As a first-round running back with matinee-idol looks, Barkley would be a modern-day Frank Gifford in New York, times 10. “He would absolutely own the city,” said one influential Giants source. On the other hand, Huff made it clear Barkley has no intention of making regular appearances in gossip columns or in compromising social media videos.

“Saquon’s smile and personality is a great match for New York,” Huff said. “But in the city that never sleeps, I can see him going back to his room after a game and playing video games with his family, going to sleep and then going to practice the next day. I don’t see him in clubs in the wee hours of the morning.

“In the end, I don’t see him turning into Broadway Joe.”


In Saylor Park, after the parade and the ceremony and the announcement that Barkley’s Whitehall jersey number (21) would be retired after his brother Ali is done wearing it, word spread that Barkley wouldn’t be signing autographs. The people lined up anyway and banked on the fact Barkley has trouble saying no. Their hunch paid off.

Barkley spent two-and-a-half hours signing autographs and taking selfies for an estimated 2,000 people, the line extending across the street into the food-store parking lot. His mother and his agent, Kim Miale of Roc Nation, didn’t seem terribly thrilled about it, especially with some fans carrying bags of items to be signed. Someone suggested to Barkley that he stop if and when he grew tired.

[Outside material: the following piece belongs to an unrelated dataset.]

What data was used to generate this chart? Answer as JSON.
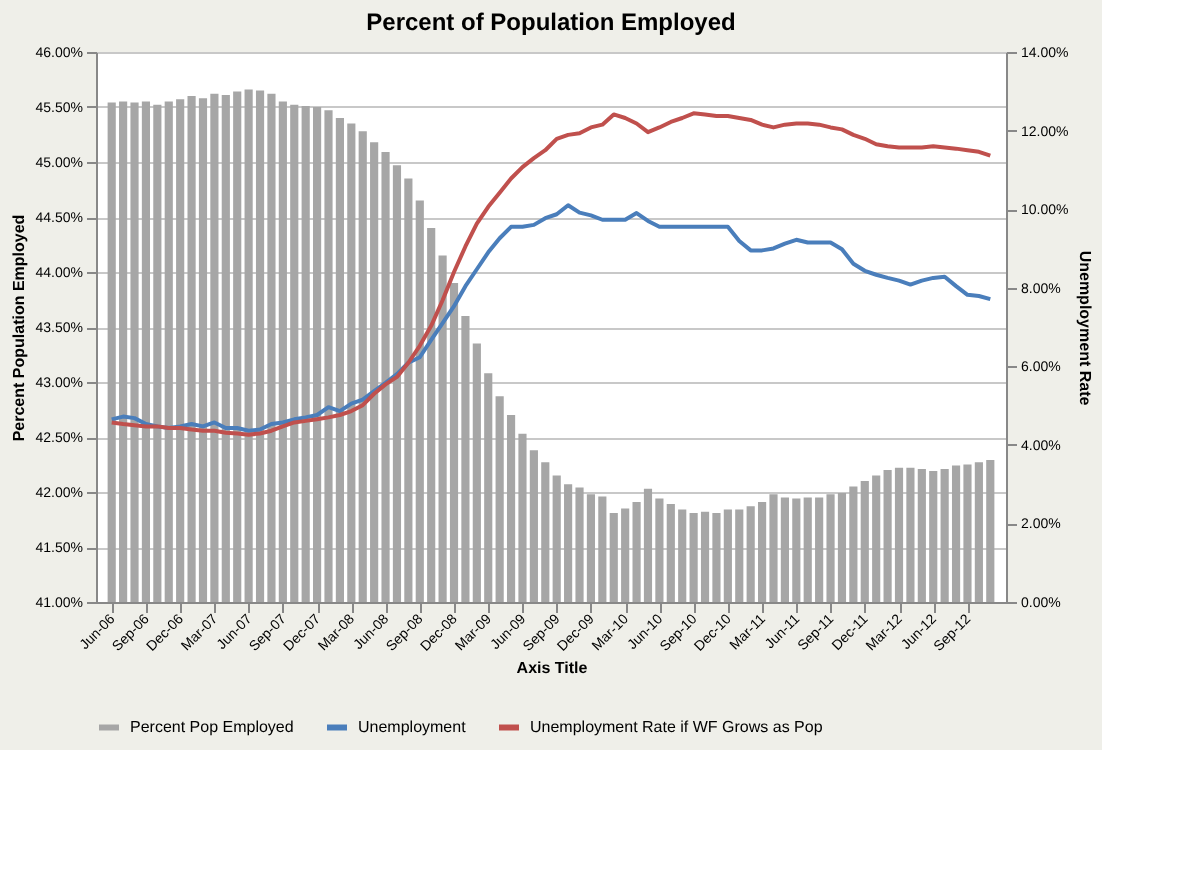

That wasn’t about to happen. Earlier in March, after being honored by state legislators at the Capitol in Harrisburg, Barkley asked the driver and chief of staff for State Rep. Jeanne McNeill to stop their van so he could hop out and sign for the 30 or so teenagers calling his name. Once Barkley got going at Saylor Park, he was never going to stop. “There were still kids in the line,” Burker said, “and even if there were 5,000 of them waiting, he can’t say no to a kid.”

Cunningham was hardly surprised by the scene. She’s long known Barkley as a friend of few flaws; his worst offense as a kid, she said, was playing ding dong ditch.

Barkley has had no choice but to grow up fast. He was worried about his pending fatherhood and how he would measure up as a parent, and a week after learning of his girlfriend’s pregnancy, Cunningham sent him an encouraging card and a onesie with mocking directions for a rookie dad. “I truly believe he will be a better father than football player,” Cunningham said.

Barkley attended his girlfriend’s baby shower after he was finished in Saylor Park, then returned to his pre-draft training. Huff compared his former running back’s athleticism to that of Bo Jackson. In speaking about Barkley’s character, Huff recalled an 81-yard touchdown in a blowout victory over Purdue. Most players would’ve been thinking about their SportsCenter highlight near the end of that run, Huff figured. Barkley? He was thinking about stepping out of bounds and allowing a Penn State bench player to enter the game and score on the next play.

“He’s never going to embarrass your franchise,” Huff said. “He’s a down-to-earth kid. He’s not the Bronx or the big city. He’d rather sit on his porch, and if three kids come by with a basketball, go out and try to steal their dribble and play with them for two hours.”

Over his three years at Penn State, Barkley visited his hometown and Whitehall sporting events as often as he could. He swears that no matter where his superhero calves take him, he will return to Coplay over and over again. “So it’s never going to be goodbye,” Barkley said.

But times and people change. Money and worldwide acclaim turned Joe Montana of Monongahela into Joe Cool in dark shades, and Joe Namath of Beaver Falls into Broadway Joe in a mink coat. So what will become of Pennsylvania’s latest small-town legend, Saquon Barkley?

The good people of Coplay believe fame and fortune have finally met their match.